殴られております。リアルでも毎日、息子にポカポカされておりますが。


「いや、でも、シロちゃんのことは忘れてないんだって」

「忘れてたじゃないですかっ」

「また、ウサギが出てくるファンタジー的な話を描きたいなって思ってるの」

「ほんとに?」

「私はしつこい女なんだよ」


学校の怪談が好きで、そういう、小学生の時に感じていたああいう世界を言葉にしたいなという思いが結構ずっとあって。


ここで影響受けてるのが、7番目のサヨコ 恩田陸と、トイレの花子君です。それと、ちょっと違うけどスティーブンキングかなぁ?スタンドバイミーのような雰囲気。子供だけが感じる、大人になる前の感覚に怪談という不思議をかけたい。ジュブナイルに対する憧れでしょうか。


「そこにウサギが出てくんですか?」

「うん」


動物かける少年というのが結構好きなんですよね。


「それは、いつ書くんですか?」

「決めなきゃ、だめ?」

「もうっ」


ポカポカポカポカ


「やめてやめてやめてやめて」

「口だけですよっ、口だけなんですよぅ」

「でも、飲兵衛のウサギはちゃんとハートの真ん中にいるからさ」

「クー」


時限警察って設定を、どうやって学校の怪談と繋げるんだよ。やれやれ。


「時限警察もので、さらっと書いてくださいよ」

「えー」


時限ものも好きですねぇ。時をかける少女とか、バックトゥーザフューチャー、ミステリ的要素かける時限が好きです。


「書いたもんがちですよ。別に出来が悪くたっていいじゃないですか」

「もっと本、読まないとな」

「そうですよ、先生、本、読まなすぎ」


チーン


「最近、読んだよ」

「あれは漫画デスゥ」


そう、ゴールデンカムイ、一気読みした。最近エッセイを書いていなかったのと、活動報告をサボったのは、ゴールデンカムイのせいでした。


「ゴールデンカムイ、良かったわぁ」

「ちょっと下ネタがきついですけどね」

「女性の友達には紹介しづらいわぁ」


ちなみに、私は少年少女青年女性、漫画は全部読める。ただし、男性かける男性はよっぽどのことがなければ読みませんけどね。
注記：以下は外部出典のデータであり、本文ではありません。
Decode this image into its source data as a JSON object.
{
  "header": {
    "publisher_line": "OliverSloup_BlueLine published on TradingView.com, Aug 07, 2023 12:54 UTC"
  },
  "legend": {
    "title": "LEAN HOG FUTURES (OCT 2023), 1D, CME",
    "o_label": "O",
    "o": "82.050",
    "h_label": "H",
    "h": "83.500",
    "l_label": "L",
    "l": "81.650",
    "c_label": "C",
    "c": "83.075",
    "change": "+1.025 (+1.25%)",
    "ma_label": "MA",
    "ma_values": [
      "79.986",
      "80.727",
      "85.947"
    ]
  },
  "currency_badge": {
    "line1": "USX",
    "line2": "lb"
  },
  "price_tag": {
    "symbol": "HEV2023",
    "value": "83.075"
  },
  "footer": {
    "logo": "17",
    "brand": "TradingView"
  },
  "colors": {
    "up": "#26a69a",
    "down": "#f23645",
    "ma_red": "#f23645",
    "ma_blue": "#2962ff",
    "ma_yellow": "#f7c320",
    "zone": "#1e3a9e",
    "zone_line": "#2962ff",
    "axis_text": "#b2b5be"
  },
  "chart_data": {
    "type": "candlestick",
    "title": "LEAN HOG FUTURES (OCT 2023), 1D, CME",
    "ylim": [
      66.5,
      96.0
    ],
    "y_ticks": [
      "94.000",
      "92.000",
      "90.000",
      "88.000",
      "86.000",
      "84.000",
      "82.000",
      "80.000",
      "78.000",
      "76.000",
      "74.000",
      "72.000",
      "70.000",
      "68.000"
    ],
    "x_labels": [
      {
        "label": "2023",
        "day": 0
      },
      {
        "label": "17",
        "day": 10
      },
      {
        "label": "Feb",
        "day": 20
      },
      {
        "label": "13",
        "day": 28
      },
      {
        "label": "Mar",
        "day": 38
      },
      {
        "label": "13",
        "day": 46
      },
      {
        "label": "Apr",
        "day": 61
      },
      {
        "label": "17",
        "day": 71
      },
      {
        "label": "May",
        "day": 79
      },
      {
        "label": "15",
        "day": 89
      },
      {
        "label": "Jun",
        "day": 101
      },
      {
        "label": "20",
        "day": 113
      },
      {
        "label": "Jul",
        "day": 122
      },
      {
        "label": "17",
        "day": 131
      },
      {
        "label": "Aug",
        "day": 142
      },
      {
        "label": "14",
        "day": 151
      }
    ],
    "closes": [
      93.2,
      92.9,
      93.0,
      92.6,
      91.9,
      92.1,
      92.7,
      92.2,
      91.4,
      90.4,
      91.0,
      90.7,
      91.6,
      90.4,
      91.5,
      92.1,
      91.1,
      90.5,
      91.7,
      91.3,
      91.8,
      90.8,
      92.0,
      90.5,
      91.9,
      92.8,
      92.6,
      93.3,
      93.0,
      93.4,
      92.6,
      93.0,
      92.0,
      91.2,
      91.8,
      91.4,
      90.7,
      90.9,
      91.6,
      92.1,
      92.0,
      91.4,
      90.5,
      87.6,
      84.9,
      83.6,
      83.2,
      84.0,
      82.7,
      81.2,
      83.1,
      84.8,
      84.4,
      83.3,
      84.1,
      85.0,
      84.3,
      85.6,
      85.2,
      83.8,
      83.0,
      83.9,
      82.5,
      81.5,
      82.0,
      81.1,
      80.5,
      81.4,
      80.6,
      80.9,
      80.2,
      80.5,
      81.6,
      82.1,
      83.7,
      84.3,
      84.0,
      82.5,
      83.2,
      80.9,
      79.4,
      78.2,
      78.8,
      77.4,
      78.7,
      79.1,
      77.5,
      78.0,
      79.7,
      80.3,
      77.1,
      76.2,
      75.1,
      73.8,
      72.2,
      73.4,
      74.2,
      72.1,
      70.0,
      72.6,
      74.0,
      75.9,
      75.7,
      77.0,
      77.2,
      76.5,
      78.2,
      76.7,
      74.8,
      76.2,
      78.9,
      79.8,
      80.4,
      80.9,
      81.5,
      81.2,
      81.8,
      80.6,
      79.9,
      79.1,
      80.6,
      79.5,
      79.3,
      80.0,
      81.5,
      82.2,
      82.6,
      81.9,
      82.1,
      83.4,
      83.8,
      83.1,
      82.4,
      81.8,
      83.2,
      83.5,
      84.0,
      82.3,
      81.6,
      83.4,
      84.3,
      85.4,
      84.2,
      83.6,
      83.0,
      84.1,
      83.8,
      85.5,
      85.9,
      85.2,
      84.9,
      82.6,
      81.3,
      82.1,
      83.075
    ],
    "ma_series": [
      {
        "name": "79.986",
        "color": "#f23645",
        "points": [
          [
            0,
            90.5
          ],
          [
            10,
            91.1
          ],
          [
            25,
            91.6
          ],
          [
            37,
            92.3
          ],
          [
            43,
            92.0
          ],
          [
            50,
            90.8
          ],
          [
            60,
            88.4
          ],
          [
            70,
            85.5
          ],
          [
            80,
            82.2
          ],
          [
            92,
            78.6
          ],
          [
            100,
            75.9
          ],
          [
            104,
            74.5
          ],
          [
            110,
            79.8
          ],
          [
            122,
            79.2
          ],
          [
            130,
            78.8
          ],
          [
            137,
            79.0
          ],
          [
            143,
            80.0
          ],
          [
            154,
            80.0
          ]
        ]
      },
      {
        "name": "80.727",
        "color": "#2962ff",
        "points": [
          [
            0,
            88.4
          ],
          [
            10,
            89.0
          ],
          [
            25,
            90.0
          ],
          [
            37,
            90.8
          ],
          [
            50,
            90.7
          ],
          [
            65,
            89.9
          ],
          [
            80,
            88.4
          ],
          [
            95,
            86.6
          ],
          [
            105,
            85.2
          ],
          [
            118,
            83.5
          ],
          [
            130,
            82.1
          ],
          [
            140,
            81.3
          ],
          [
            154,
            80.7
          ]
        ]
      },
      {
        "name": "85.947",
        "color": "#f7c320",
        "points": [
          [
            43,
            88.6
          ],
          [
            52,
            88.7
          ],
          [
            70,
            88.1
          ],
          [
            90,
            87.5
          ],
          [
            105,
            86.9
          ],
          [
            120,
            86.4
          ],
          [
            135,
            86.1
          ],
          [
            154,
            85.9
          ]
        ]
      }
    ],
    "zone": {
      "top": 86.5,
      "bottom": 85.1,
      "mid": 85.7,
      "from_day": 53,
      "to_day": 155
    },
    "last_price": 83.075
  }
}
「でも、先生は、小説書いてんだから、小説読みなさいよ。漫画読みすぎ」

「すみません、すみません」

「小説読んでると思えば、徳川家康、読んでるし。それは、自分の小説と関係あるものですか?歴史小説書くつもりでもあるんですか?」

「まっさかぁ」

「もっと真面目にやりなさいよ」

「すみません、すみません」


このうさぎ、基本、説教うさぎ。説教するうさぎって設定が気に入ってるキャラです。


「才能あるんだから」

「お!」


さらりとすごいこと言ったな。


「才能あるの?私」

「磨いとけ」

「ええーっ」


大いに照れたぜ。


「死ぬ気でやれ!」

「いやーん」


顔を隠して幼子のようにイヤイヤする。中年になっても自分の一部は永遠の子供である。

才能があるかどうかなんて、信じたもん勝ちです。


勘違いって結構重要なスキルだと思うよ。

幸せは勘違いの先にある、かもしれない。